- Mill Woods Town Centre Location of Mill Woods Town Centre in Edmonton
- Coordinates: 53°27′32″N 113°25′41″W﻿ / ﻿53.459°N 113.428°W
- Country: Canada
- Province: Alberta
- City: Edmonton
- Quadrant: NW
- Ward: Karhiio
- Sector: Southeast
- Area: Mill Woods

Government
- • Mayor: Andrew Knack
- • Administrative body: Edmonton City Council
- • Councillor: Keren Tang

Area
- • Total: 0.52 km^{2} (0.20 sq mi)
- Elevation: 693 m (2,274 ft)

= Mill Woods Town Centre, Edmonton (community) =

Mill Woods Town Centre is a community comprising two neighbourhoods within the central core of Mill Woods in the City of Edmonton, Alberta, Canada.
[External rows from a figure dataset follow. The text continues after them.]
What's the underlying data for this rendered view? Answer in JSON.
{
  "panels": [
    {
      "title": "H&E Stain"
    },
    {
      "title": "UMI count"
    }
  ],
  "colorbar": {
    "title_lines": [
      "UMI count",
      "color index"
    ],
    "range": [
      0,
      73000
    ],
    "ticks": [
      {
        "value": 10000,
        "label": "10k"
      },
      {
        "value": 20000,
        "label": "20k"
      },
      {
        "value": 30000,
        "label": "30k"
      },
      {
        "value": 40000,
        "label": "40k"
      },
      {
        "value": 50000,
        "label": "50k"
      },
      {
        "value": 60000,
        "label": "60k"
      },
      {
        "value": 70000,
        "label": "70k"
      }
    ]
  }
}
Neighbourhoods within the community include Mill Woods Town Centre, which shares the same name, and Tawa. Overall development of the community is guided by the Mill Woods Town Centre Neighbourhood Area Structure Plan (NASP), which was original adopted by Edmonton City Council in 1987.

The Mill Woods Town Centre community is bounded by 23 Avenue to the south, 66 Street to the west, 34 Avenue to the north and 50 Street to the east. Within the community, Tawa and the Mill Woods Town Centre neighbourhood are located to the north and south of 28 Avenue respectively.